Até bem pouco tempo, o discurso recorrente era de que os anos neutros eram próprios para fazer mudanças ou votar projetos de grande relevância, tipo reforma tributária, reforma política, entre tantas outras demandas que já deveriam ter saído do papel. A questão, porém, é traduzir o que seria um ano neutro. Em princípio, é aquele em que não há eleição, deixando os políticos e os partidos menos envolvidos com as paixões. O 2013, inaugurado há 20 dias, seria um desses anos. Mas haverá mudanças; ele é, de fato, neutro?
Ao que tudo indica, o advérbio de negação cabe nas duas questões: não haverá mudanças, e nem o ano é neutro. O discurso do Governo e da oposição dá mostras de uma campanha antecipada, que, mesmo não estando ostensivamente nas ruas, tem pautado as ações dos dois lados. A presidente Dilma, por recomendação dos marqueteiros, está intensificando suas viagens pelo país. O ex-presidente Lula, que pode até ser ele mesmo o candidato, já anunciou a retomada de suas caravanas da cidadania.

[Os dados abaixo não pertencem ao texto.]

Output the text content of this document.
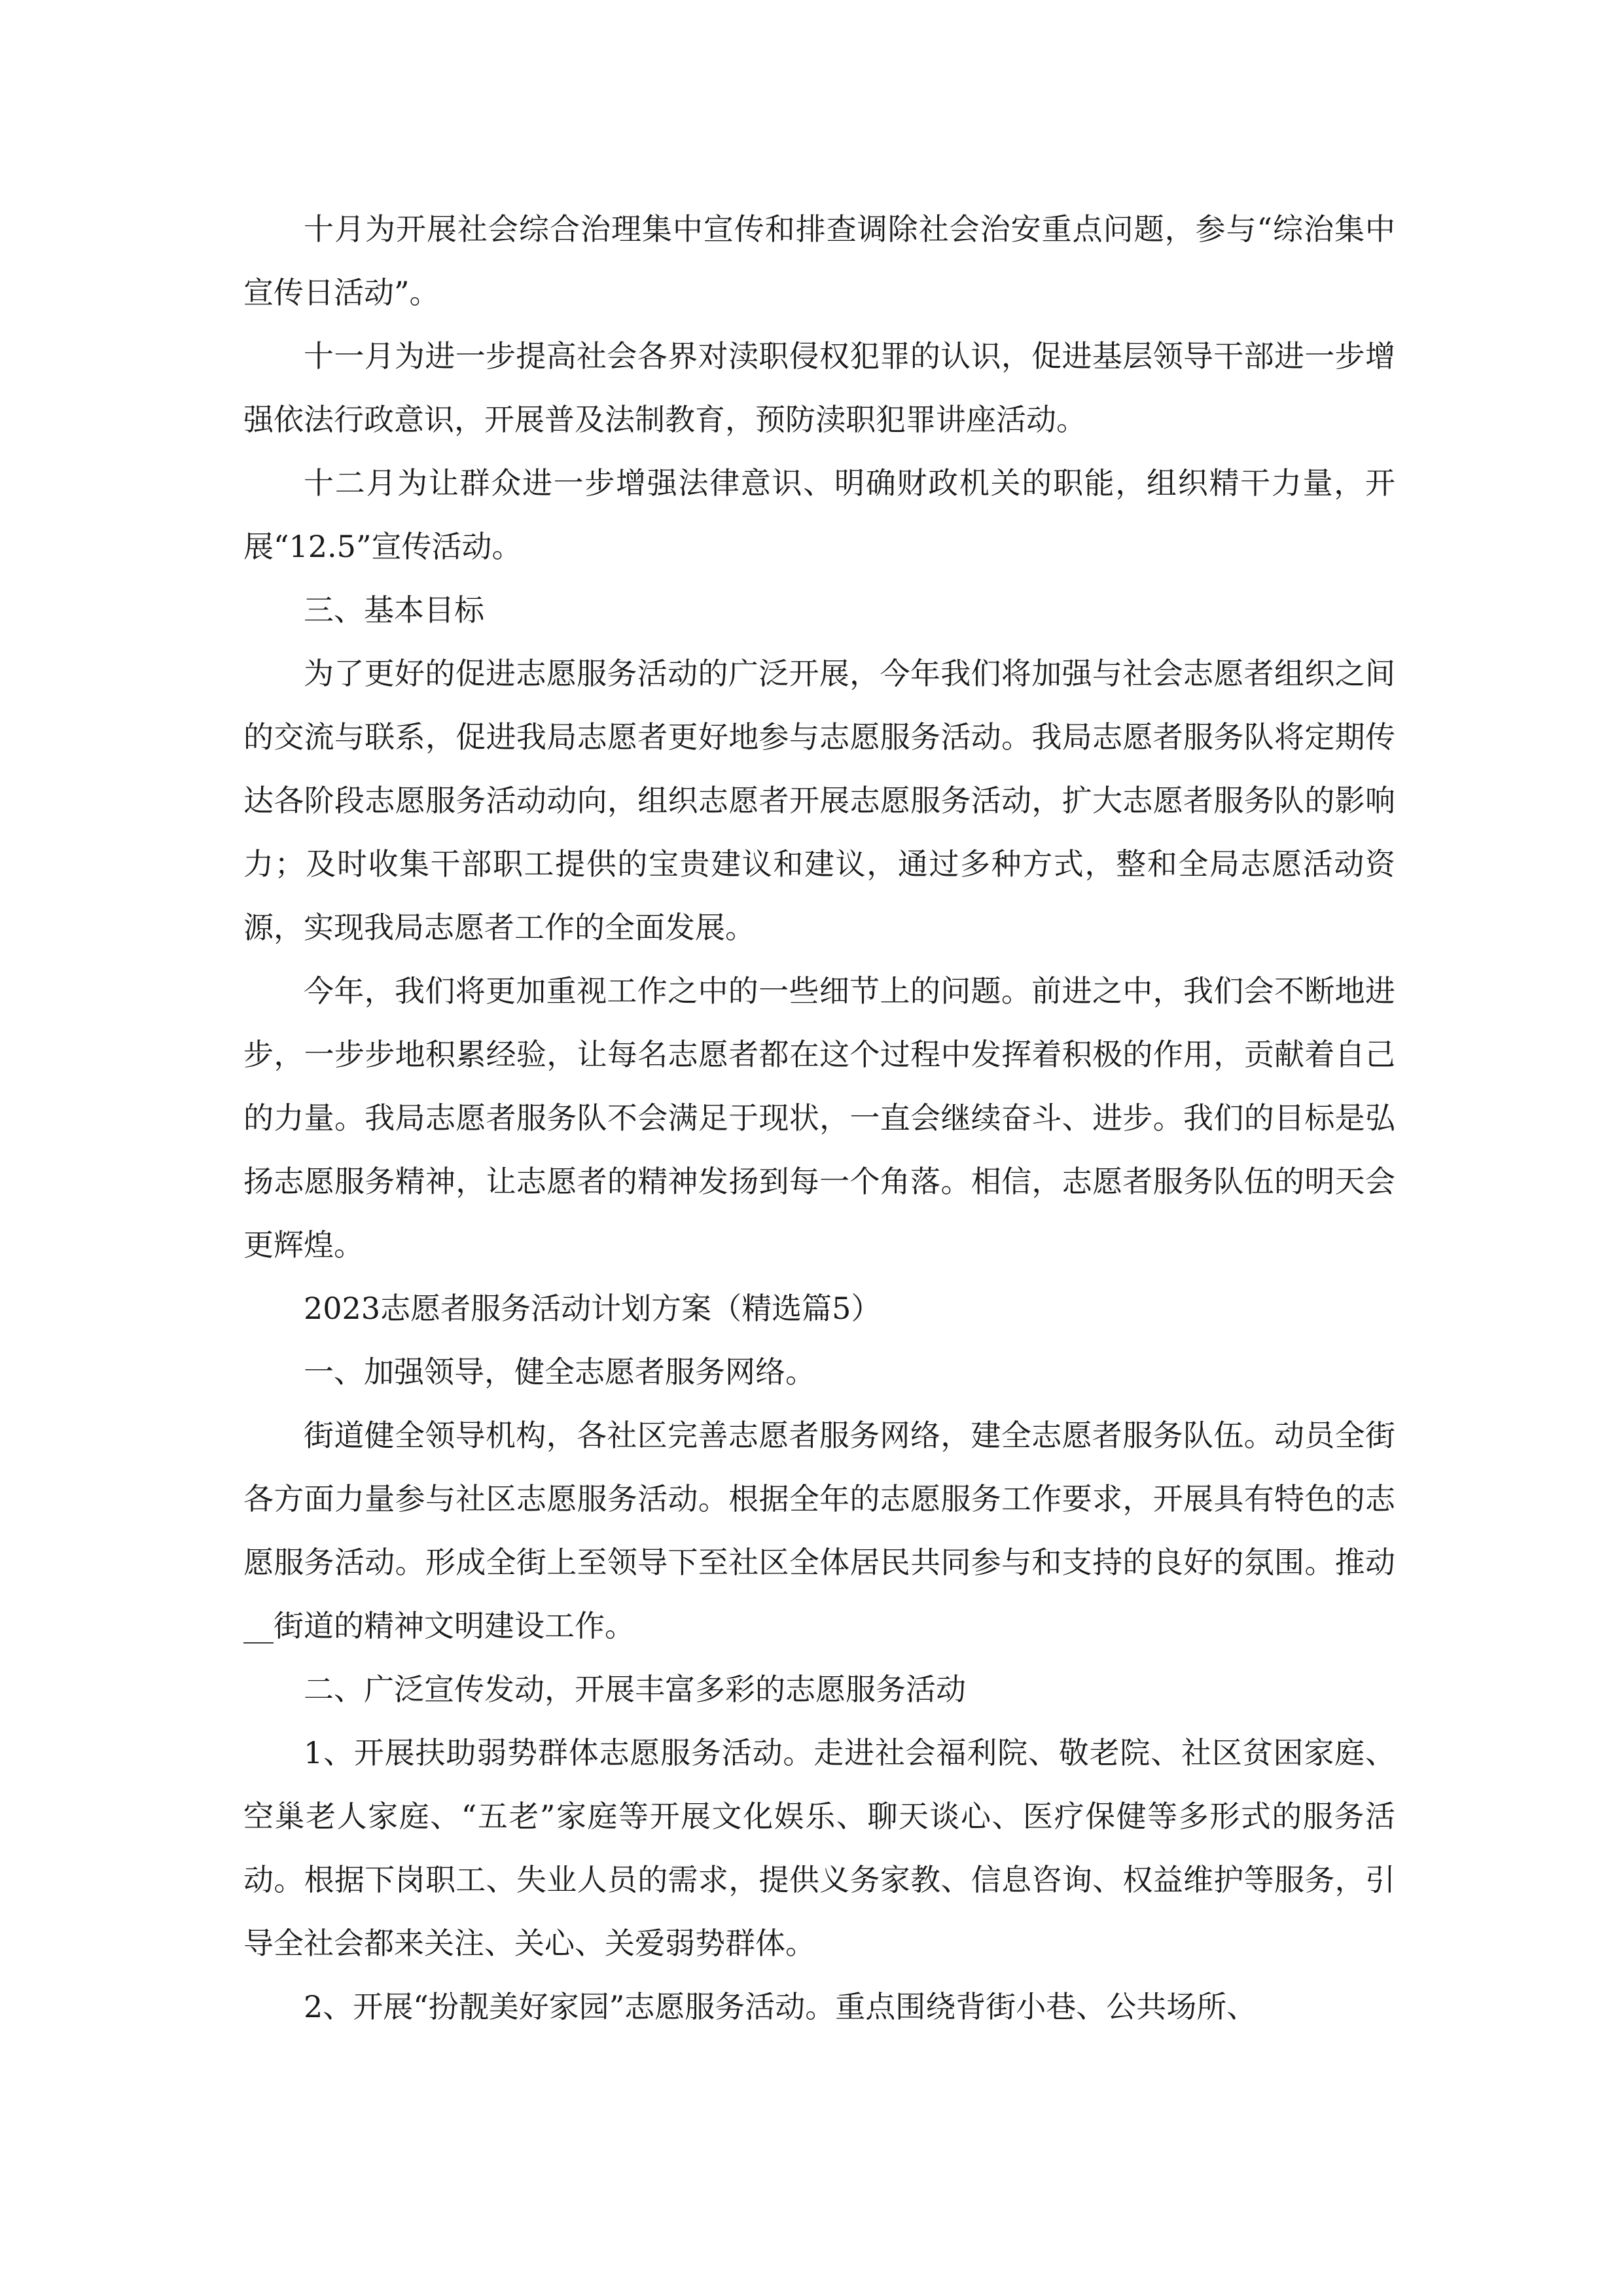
十月为开展社会综合治理集中宣传和排查调除社会治安重点问题，参与“综治集中宣传日活动”。

十一月为进一步提高社会各界对渎职侵权犯罪的认识，促进基层领导干部进一步增强依法行政意识，开展普及法制教育，预防渎职犯罪讲座活动。

十二月为让群众进一步增强法律意识、明确财政机关的职能，组织精干力量，开展“12.5”宣传活动。

三、基本目标

为了更好的促进志愿服务活动的广泛开展，今年我们将加强与社会志愿者组织之间的交流与联系，促进我局志愿者更好地参与志愿服务活动。我局志愿者服务队将定期传达各阶段志愿服务活动动向，组织志愿者开展志愿服务活动，扩大志愿者服务队的影响力；及时收集干部职工提供的宝贵建议和建议，通过多种方式，整和全局志愿活动资源，实现我局志愿者工作的全面发展。

今年，我们将更加重视工作之中的一些细节上的问题。前进之中，我们会不断地进步，一步步地积累经验，让每名志愿者都在这个过程中发挥着积极的作用，贡献着自己的力量。我局志愿者服务队不会满足于现状，一直会继续奋斗、进步。我们的目标是弘扬志愿服务精神，让志愿者的精神发扬到每一个角落。相信，志愿者服务队伍的明天会更辉煌。

2023志愿者服务活动计划方案（精选篇5）

一、加强领导，健全志愿者服务网络。

街道健全领导机构，各社区完善志愿者服务网络，建全志愿者服务队伍。动员全街各方面力量参与社区志愿服务活动。根据全年的志愿服务工作要求，开展具有特色的志愿服务活动。形成全街上至领导下至社区全体居民共同参与和支持的良好的氛围。推动__街道的精神文明建设工作。

二、广泛宣传发动，开展丰富多彩的志愿服务活动

1、开展扶助弱势群体志愿服务活动。走进社会福利院、敬老院、社区贫困家庭、空巢老人家庭、“五老”家庭等开展文化娱乐、聊天谈心、医疗保健等多形式的服务活动。根据下岗职工、失业人员的需求，提供义务家教、信息咨询、权益维护等服务，引导全社会都来关注、关心、关爱弱势群体。

2、开展“扮靓美好家园”志愿服务活动。重点围绕背街小巷、公共场所、
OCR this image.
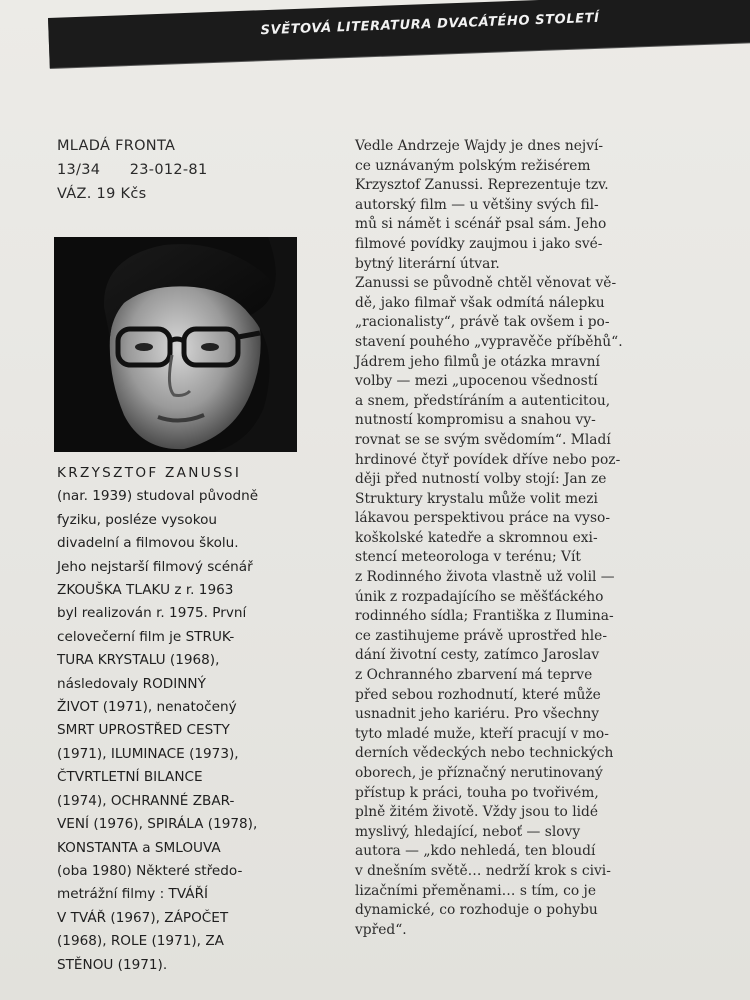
SVĚTOVÁ LITERATURA DVACÁTÉHO STOLETÍ
MLADÁ FRONTA
13/34      23-012-81
VÁZ. 19 Kčs
KRZYSZTOF ZANUSSI
(nar. 1939) studoval původně
fyziku, posléze vysokou
divadelní a filmovou školu.
Jeho nejstarší filmový scénář
ZKOUŠKA TLAKU z r. 1963
byl realizován r. 1975. První
celovečerní film je STRUK-
TURA KRYSTALU (1968),
následovaly RODINNÝ
ŽIVOT (1971), nenatočený
SMRT UPROSTŘED CESTY
(1971), ILUMINACE (1973),
ČTVRTLETNÍ BILANCE
(1974), OCHRANNÉ ZBAR-
VENÍ (1976), SPIRÁLA (1978),
KONSTANTA a SMLOUVA
(oba 1980) Některé středo-
metrážní filmy : TVÁŘÍ
V TVÁŘ (1967), ZÁPOČET
(1968), ROLE (1971), ZA
STĚNOU (1971).
Vedle Andrzeje Wajdy je dnes nejví-
ce uznávaným polským režisérem
Krzysztof Zanussi. Reprezentuje tzv.
autorský film — u většiny svých fil-
mů si námět i scénář psal sám. Jeho
filmové povídky zaujmou i jako své-
bytný literární útvar.
Zanussi se původně chtěl věnovat vě-
dě, jako filmař však odmítá nálepku
„racionalisty“, právě tak ovšem i po-
stavení pouhého „vypravěče příběhů“.
Jádrem jeho filmů je otázka mravní
volby — mezi „upocenou všedností
a snem, předstíráním a autenticitou,
nutností kompromisu a snahou vy-
rovnat se se svým svědomím“. Mladí
hrdinové čtyř povídek dříve nebo poz-
ději před nutností volby stojí: Jan ze
Struktury krystalu může volit mezi
lákavou perspektivou práce na vyso-
koškolské katedře a skromnou exi-
stencí meteorologa v terénu; Vít
z Rodinného života vlastně už volil —
únik z rozpadajícího se měšťáckého
rodinného sídla; Františka z Ilumina-
ce zastihujeme právě uprostřed hle-
dání životní cesty, zatímco Jaroslav
z Ochranného zbarvení má teprve
před sebou rozhodnutí, které může
usnadnit jeho kariéru. Pro všechny
tyto mladé muže, kteří pracují v mo-
derních vědeckých nebo technických
oborech, je příznačný nerutinovaný
přístup k práci, touha po tvořivém,
plně žitém životě. Vždy jsou to lidé
myslivý, hledající, neboť — slovy
autora — „kdo nehledá, ten bloudí
v dnešním světě… nedrží krok s civi-
lizačními přeměnami… s tím, co je
dynamické, co rozhoduje o pohybu
vpřed“.
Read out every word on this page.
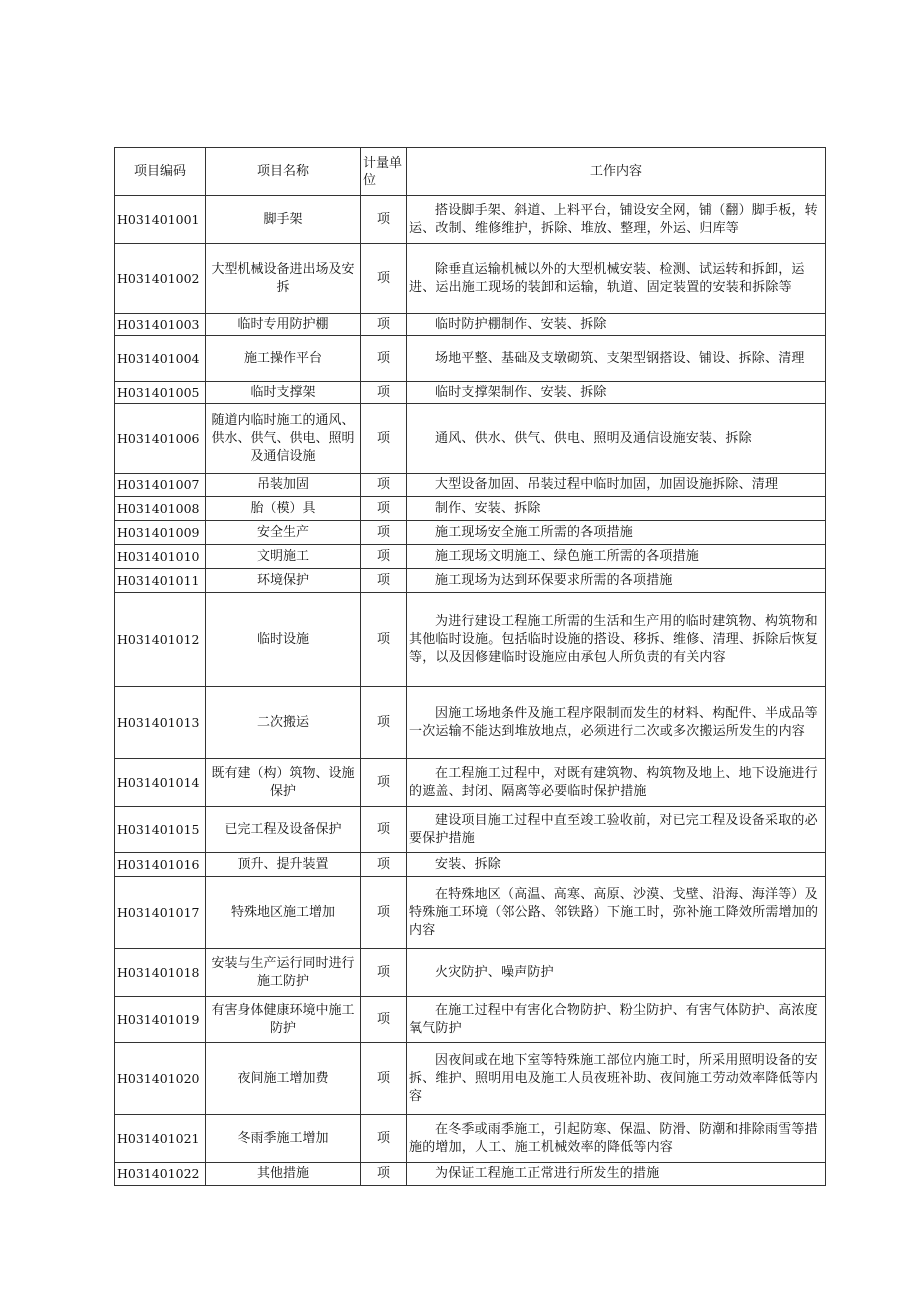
项目编码	项目名称	计量单位	工作内容
H031401001	脚手架	项	搭设脚手架、斜道、上料平台，铺设安全网，铺（翻）脚手板，转运、改制、维修维护，拆除、堆放、整理，外运、归库等
H031401002	大型机械设备进出场及安拆	项	除垂直运输机械以外的大型机械安装、检测、试运转和拆卸，运进、运出施工现场的装卸和运输，轨道、固定装置的安装和拆除等
H031401003	临时专用防护棚	项	临时防护棚制作、安装、拆除
H031401004	施工操作平台	项	场地平整、基础及支墩砌筑、支架型钢搭设、铺设、拆除、清理
H031401005	临时支撑架	项	临时支撑架制作、安装、拆除
H031401006	随道内临时施工的通风、供水、供气、供电、照明及通信设施	项	通风、供水、供气、供电、照明及通信设施安装、拆除
H031401007	吊装加固	项	大型设备加固、吊装过程中临时加固，加固设施拆除、清理
H031401008	胎（模）具	项	制作、安装、拆除
H031401009	安全生产	项	施工现场安全施工所需的各项措施
H031401010	文明施工	项	施工现场文明施工、绿色施工所需的各项措施
H031401011	环境保护	项	施工现场为达到环保要求所需的各项措施
H031401012	临时设施	项	为进行建设工程施工所需的生活和生产用的临时建筑物、构筑物和其他临时设施。包括临时设施的搭设、移拆、维修、清理、拆除后恢复等，以及因修建临时设施应由承包人所负责的有关内容
H031401013	二次搬运	项	因施工场地条件及施工程序限制而发生的材料、构配件、半成品等一次运输不能达到堆放地点，必须进行二次或多次搬运所发生的内容
H031401014	既有建（构）筑物、设施保护	项	在工程施工过程中，对既有建筑物、构筑物及地上、地下设施进行的遮盖、封闭、隔离等必要临时保护措施
H031401015	已完工程及设备保护	项	建设项目施工过程中直至竣工验收前，对已完工程及设备采取的必要保护措施
H031401016	顶升、提升装置	项	安装、拆除
H031401017	特殊地区施工增加	项	在特殊地区（高温、高寒、高原、沙漠、戈壁、沿海、海洋等）及特殊施工环境（邻公路、邻铁路）下施工时，弥补施工降效所需增加的内容
H031401018	安装与生产运行同时进行施工防护	项	火灾防护、噪声防护
H031401019	有害身体健康环境中施工防护	项	在施工过程中有害化合物防护、粉尘防护、有害气体防护、高浓度氧气防护
H031401020	夜间施工增加费	项	因夜间或在地下室等特殊施工部位内施工时，所采用照明设备的安拆、维护、照明用电及施工人员夜班补助、夜间施工劳动效率降低等内容
H031401021	冬雨季施工增加	项	在冬季或雨季施工，引起防寒、保温、防滑、防潮和排除雨雪等措施的增加，人工、施工机械效率的降低等内容
H031401022	其他措施	项	为保证工程施工正常进行所发生的措施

E só não antecipou por conta de percalços, como o indiciamento de sua assessora, Rosemary Noronha.
Pelos lados da oposição, o senador Aécio Neves espera romper a inércia do governador de São Paulo, Geraldo Alckmin, e ter o seu aval para ir às ruas. Mas o fará de qualquer jeito, a pedido dos correligionários e pelas próprias circunstâncias. O problema, porém, é achar o discurso adequado para enfrentar o Planalto. Se ficar no recorrente texto de pura crítica, sem apresentar contrapropostas, será perda de tempo. Aécio percebeu e convidou economistas a apresentarem uma alternativa econômica, para enfrentar o PIB da presidente Dilma, que teve números decepcionantes. Para ir adiante, porém, Aécio tem que contar com o erro do próprio Governo, que insiste em intervenções sistemáticas na economia.
A sorte, mesmo num ano neutro, está lançada, e esse processo muda, também, o comportamento das demais instâncias. É necessário, porém, evitar as armadilhas. Quem se dedicar única e exclusivamente à campanha corre o risco de perder o dia a dia do Executivo e do Legislativo, que não podem parar, mesmo diante de uma disputa tão relevante.